私たちのアイデンティティとは何なのでしょうか?
日本人として生まれ、日本語を話し、日本という国に住んで、何のために生きているのでしょうか?

仕事で忙しい人は、自分のアイデンティティに対して、悩む時間はありません。
むしろ、自分のアイデンティティを考えると今の生き方に不安を持つかもしれません。

一方、仕事を失ったときには、自分のアイデンティティについて深く考える時間を持つことができます。
しかし、そんなことを考えるより、再び仕事に就いて、そういうことに悩まない生活をしたいと考えます。

実のところ、人はそれほど強くないために、自分のアイデンティティに正面から立ち向かうということを避けたり、ごまかしたりして生きているのかもしれません。

昨日のニュースで、7月7日に永 六輔さんが亡くなられたことを知りました。
永さんは、昭和一桁世代として、戦争を経験して、そのことを多くの人に伝えなければという思いで晩年を生きていたようです。

戦争が終わった翌年の1946年の4月に、雑誌「新潮」から坂口安吾氏の「堕落論」が発表されます。
戦争の混乱の中で、出されたこの衝撃的な文章は、当時の日本人のアイデンティティに大きな影響を与えたものとして有名です。

先日、この「堕落論」に触れる機会があり、読んでみたのですが、とても興味深い文面でした。
かなり難しい文章ですが、興味のある方は、読んでみてください。

http://www.aozora.gr.jp/cards/001095/files/42620_21407.html

私なりにこの文章を解釈することは、かなり難しいことなのですが、最後の文章の中の

「人は正しく堕ちる道を堕ちきることが必要なのだ。
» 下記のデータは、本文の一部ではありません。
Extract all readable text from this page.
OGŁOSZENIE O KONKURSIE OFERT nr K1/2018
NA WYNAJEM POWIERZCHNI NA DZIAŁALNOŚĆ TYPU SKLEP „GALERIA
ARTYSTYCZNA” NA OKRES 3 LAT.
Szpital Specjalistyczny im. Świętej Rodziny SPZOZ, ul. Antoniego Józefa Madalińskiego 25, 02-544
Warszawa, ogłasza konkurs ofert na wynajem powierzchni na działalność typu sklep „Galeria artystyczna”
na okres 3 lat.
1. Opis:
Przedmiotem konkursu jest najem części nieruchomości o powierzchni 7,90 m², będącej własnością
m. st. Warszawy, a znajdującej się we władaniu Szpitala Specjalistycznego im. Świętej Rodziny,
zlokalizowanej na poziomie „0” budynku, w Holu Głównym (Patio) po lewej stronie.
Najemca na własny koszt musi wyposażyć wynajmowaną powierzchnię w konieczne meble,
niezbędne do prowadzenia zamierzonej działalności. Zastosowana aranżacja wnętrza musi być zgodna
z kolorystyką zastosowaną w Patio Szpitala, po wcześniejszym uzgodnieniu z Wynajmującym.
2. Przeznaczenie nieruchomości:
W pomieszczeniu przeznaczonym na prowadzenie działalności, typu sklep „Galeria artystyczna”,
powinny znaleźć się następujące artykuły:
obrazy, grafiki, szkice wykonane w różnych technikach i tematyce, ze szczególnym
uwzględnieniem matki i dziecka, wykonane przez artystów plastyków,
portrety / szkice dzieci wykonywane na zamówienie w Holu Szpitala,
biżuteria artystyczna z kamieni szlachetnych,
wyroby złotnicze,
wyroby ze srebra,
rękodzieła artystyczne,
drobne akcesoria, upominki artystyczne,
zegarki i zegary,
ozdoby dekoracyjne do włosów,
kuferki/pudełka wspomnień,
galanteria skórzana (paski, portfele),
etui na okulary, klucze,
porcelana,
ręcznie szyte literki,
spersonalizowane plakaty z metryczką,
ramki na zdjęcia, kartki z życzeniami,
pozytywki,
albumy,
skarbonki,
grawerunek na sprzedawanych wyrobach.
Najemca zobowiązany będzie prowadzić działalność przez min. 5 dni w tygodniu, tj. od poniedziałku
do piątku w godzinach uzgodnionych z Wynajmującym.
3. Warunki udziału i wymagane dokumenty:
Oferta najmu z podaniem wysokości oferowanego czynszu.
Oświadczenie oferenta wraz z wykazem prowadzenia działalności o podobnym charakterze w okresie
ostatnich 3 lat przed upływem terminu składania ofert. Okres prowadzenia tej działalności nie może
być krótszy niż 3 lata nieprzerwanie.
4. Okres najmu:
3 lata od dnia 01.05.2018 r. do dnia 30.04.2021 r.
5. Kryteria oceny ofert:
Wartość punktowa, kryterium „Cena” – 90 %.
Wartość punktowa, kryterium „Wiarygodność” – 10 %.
そして人の如くに日本も亦堕ちることが必要であろう。堕ちる道を堕ちきることによって、自分自身を発見し、救わなければならない。」

という言葉が印象的でした。

坂口安吾の「堕ちる」という言葉は、「堕落する」という意味ではなく「公の考え方(常識)に頼ることを拒否して、素の自分を見つめ続けること」に相当するのではないかと思われます。

戦後の混乱の時代に、アイデンティティをなくし彷徨う日本人に、堕ちるところまで、しっかりと堕ちて、自分を見つめなおすことが大切だと問いかけたのではないかと思います。

私自身も、この文章に触れて、時代に左右されず、常識に左右されず、肩書きに左右させず、自分自身の心のあり方をしっかりと見つめることが、アイデンティティを考えることなのだと気づかされました。